Whack-A-Mole: Remove all of one ingredient in each situation … but not necessarily the same one each time.
This happens a lot with real fires. You may have paint stored in hot, enclosed space … but there is no spark or match … or if the fire starts, it quickly dies from lack of oxygen. Another time, you have have a forest of tinder-dry wood, oxygen of course, and there is lightning. But there is also rain and temperatures are falling. In each case, you might have “almost” had a fire … but you didn’t.

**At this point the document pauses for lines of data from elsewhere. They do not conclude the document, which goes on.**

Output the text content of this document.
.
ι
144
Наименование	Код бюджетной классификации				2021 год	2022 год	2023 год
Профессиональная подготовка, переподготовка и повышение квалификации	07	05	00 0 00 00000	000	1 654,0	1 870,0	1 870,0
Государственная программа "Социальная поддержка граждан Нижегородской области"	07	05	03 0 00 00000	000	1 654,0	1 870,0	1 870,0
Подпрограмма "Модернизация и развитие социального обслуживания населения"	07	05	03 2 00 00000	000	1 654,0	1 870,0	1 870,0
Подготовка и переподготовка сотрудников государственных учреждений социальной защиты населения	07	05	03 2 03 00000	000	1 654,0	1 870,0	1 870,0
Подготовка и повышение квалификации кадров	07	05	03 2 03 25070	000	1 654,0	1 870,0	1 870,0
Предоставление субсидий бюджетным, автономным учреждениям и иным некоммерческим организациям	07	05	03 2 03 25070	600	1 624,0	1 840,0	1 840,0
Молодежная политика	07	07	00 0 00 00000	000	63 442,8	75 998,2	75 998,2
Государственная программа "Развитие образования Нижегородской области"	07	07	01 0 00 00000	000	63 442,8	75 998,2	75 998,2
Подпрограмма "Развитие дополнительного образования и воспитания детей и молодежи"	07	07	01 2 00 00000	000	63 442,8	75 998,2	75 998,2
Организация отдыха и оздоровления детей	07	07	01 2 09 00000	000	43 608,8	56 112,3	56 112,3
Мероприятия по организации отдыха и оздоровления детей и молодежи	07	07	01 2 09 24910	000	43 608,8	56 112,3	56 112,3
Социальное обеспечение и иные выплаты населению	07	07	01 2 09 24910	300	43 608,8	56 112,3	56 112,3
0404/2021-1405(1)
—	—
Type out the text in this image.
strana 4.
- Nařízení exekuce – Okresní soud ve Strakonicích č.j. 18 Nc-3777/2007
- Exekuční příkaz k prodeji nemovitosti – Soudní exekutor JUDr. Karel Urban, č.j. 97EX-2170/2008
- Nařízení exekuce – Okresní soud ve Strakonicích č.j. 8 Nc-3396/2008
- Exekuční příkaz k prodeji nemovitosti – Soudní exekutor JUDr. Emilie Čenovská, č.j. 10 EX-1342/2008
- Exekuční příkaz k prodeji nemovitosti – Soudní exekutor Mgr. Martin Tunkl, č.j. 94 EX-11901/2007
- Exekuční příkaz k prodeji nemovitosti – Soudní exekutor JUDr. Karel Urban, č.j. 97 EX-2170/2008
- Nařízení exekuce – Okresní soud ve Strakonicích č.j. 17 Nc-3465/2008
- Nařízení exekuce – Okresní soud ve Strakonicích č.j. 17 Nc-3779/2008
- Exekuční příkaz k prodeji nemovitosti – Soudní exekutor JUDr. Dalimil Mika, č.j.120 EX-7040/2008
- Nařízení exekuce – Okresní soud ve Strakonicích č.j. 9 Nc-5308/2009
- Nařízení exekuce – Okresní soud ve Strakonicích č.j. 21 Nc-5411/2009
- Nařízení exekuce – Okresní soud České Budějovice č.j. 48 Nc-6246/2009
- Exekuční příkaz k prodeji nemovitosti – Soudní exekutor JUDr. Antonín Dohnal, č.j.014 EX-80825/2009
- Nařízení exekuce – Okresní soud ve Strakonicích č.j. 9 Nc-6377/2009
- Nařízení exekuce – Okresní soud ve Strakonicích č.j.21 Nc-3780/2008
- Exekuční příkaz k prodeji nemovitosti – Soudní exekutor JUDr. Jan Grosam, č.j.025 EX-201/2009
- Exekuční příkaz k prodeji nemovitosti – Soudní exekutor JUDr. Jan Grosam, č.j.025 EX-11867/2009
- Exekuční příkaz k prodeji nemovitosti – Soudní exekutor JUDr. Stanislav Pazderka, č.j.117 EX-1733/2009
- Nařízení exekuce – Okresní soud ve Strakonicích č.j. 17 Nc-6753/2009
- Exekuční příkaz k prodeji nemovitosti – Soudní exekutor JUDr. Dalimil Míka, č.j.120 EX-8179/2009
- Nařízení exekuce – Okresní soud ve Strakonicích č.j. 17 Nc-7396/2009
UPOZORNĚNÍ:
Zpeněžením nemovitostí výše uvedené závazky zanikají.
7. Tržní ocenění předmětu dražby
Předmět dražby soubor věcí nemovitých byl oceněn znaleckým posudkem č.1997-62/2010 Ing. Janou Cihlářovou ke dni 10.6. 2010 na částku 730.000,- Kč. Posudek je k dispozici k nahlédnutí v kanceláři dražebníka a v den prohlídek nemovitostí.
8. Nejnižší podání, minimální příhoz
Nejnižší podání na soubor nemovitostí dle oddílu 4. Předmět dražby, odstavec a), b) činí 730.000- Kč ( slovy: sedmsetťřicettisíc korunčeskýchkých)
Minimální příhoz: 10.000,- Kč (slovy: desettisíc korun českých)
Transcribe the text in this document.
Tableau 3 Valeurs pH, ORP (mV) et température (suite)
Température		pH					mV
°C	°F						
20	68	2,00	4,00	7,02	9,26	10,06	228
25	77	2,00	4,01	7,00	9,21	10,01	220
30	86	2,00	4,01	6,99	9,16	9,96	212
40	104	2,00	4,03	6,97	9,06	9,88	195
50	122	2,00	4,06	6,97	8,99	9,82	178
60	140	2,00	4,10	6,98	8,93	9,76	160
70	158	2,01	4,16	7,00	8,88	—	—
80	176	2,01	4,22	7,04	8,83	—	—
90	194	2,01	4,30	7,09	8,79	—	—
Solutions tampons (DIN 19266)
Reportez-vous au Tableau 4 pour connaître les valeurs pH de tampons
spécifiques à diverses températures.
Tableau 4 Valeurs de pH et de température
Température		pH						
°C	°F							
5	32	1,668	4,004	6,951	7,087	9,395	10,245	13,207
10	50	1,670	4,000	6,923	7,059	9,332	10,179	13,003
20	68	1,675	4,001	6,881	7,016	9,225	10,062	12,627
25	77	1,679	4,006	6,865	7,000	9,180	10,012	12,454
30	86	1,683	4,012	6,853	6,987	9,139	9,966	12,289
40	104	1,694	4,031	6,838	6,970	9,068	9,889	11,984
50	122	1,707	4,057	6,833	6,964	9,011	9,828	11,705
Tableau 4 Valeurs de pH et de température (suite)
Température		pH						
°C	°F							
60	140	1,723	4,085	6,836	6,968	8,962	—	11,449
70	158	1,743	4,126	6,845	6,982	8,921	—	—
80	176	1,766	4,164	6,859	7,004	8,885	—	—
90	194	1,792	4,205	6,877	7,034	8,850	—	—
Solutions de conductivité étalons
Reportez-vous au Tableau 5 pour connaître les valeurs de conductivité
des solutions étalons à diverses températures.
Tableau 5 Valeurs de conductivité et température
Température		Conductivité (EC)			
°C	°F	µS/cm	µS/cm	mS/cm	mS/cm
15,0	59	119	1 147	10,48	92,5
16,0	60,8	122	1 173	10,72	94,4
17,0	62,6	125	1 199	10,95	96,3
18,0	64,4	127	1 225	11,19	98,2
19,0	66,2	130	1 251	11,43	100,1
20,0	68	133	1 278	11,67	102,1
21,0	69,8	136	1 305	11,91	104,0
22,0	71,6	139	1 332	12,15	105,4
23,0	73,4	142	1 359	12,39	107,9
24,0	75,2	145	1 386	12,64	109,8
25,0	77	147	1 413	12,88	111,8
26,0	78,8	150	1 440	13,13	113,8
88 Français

In my analogy, if we try to eliminate the key ingredients whenever and wherever we can, we won’t succeed globally, but we may get lucky in a lot of individual situations. We might have more “almost” attacks. If everyone just keeps the pressure on and fights the good fight, you never know where or what might break the chain. Actually, we will probably never know how many “almosts” there are. But that’s OK.
The problem with this approach, and what sets it apart from the one that follows, is that this is a many-headed, micro-solution. Every situation is unique and must be addressed by whoever happens to be there. It is hard to conceive how one would build a broad, “coordinated” approach.
Slow Suffocation: Weaken all ingredients a bit … just enough to make it overall harder to light.
We can try to systematically reduce the intensity of every ingredient by at least a little bit … not eliminate any of them altogether … just make each a bit weaker. Think of it as making the wood a bit more damp, making the air pretty stale, and providing matches that are old and busted. In the current appalling context, something like this might be helpful.
- Fuel — Talk about how we are better together than divided. Lay it on thick … and mean it. Stop with the dumbass Bernie vs. Hillary shit. Both ways. Kumbaya baby! Remember “Hope”?
- Oxygen — Beat Trump like a drum in the GE to make it clear to the meatheads that most real people are not amused.
- Sustainable Reaction — Get some forward motion on reasonable gun control. Close gun-show loophole. No-flyers can’t buy. Some functional limits on clip size. Training-wheels stuff.
- Triggering Event — Do something creative about educating, training and motivating our young people. Give them something beyond suicide to aspire to.
Some attackers will still manage to overcome these extra roadblocks. But, hopefully, many more will be deterred, get tired, or become distracted. Those will all be wins.